I managed to get no over-allocation memory according to codegen and bpfsnake tests. The tradeoff is there is a lot of subtle dependencies between CodegenLLVM and ResourceAnalyser. So we may need to figure out if this tradeoff is worth it or if we should go for a more blunt approach and maybe over-allocate memory.

ryantimwilson avatar Oct 10 '24 18:10 ryantimwilson

Sigh my most recent changes to make memory accounting more accurate didn't work...still failing many tests due to complexity of CodegenLLVM. I think the only option is the blunt approach which may over-allocate memory

I'm not implementing 16 byte minimum threshold to use scratch buffer vs stack because its hard to catch bugs if we do that (most tests are below 16 bytes)

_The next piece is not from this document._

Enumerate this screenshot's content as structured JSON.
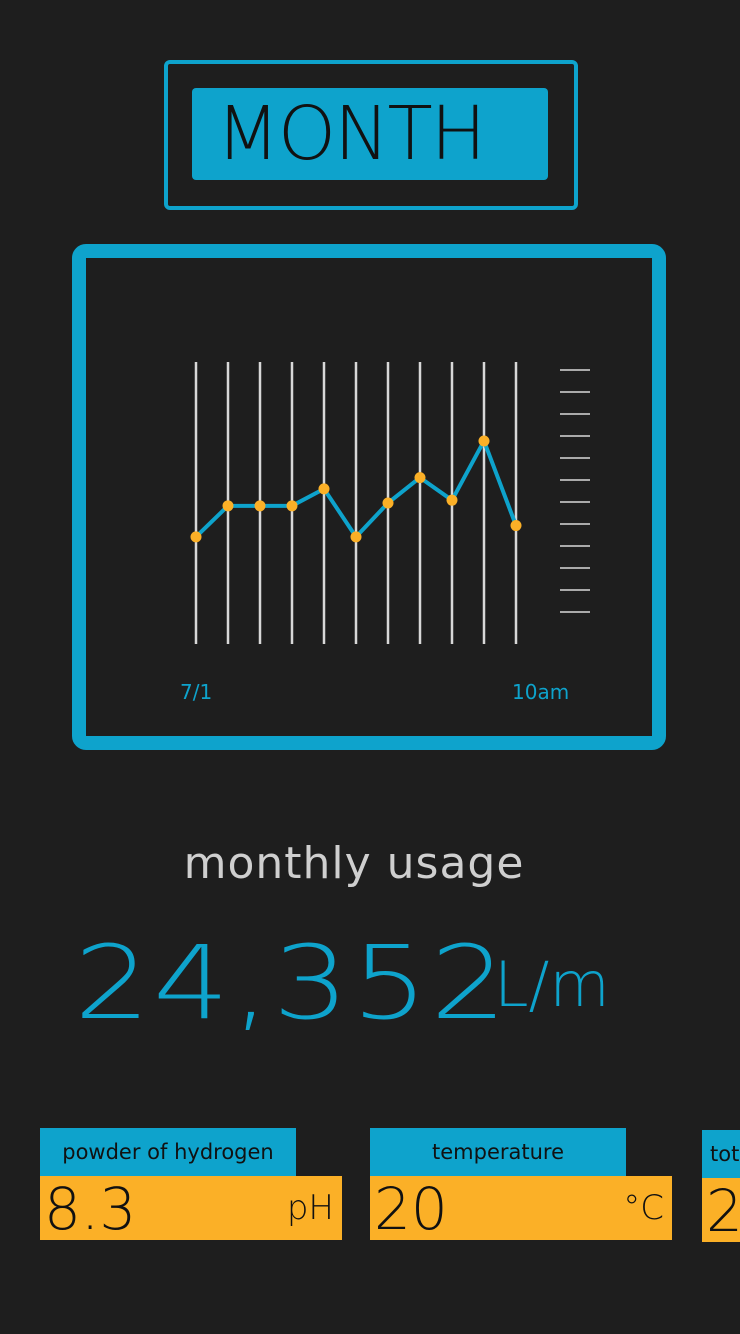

ryantimwilson avatar Oct 11 '24 04:10 ryantimwilson

After offline discussion with @danobi, @jordalgo and @ajor, we all agree this is too complex, hard to maintain and brittle (and it even failed tests despite passing on my 6.9 kernel with BPF backports)

Here's our proposal to make this easier:

  1. We allow setting a config setting BPFTRACE_SCRATCH_BUF_THRES that defaults to 32 bytes
  2. If allocation < BPFTRACE_SCRATCH_BUF_THRES, use stack. Else use scratch buffer
  3. We remove all this complicated code and let customers know "Hey if you use big strings, expect over-allocation". And advanced users can make it configurable

ryantimwilson avatar Oct 11 '24 17:10 ryantimwilson

Dumb question: why do we even need a write map buffer? Shouldn't the assignment values already be allocated to the stack or global buffer depending on their type and size?

@jordalgo my understanding is a few cases:

  1. Tuples/strings where they are smaller than the map value size
  2. Arrays/structs that may not be read into BPF memory yet
  3. Delete API where we need to zero an element

There's not a lot but a smattering of smaller use cases

ryantimwilson avatar Oct 22 '24 14:10 ryantimwilson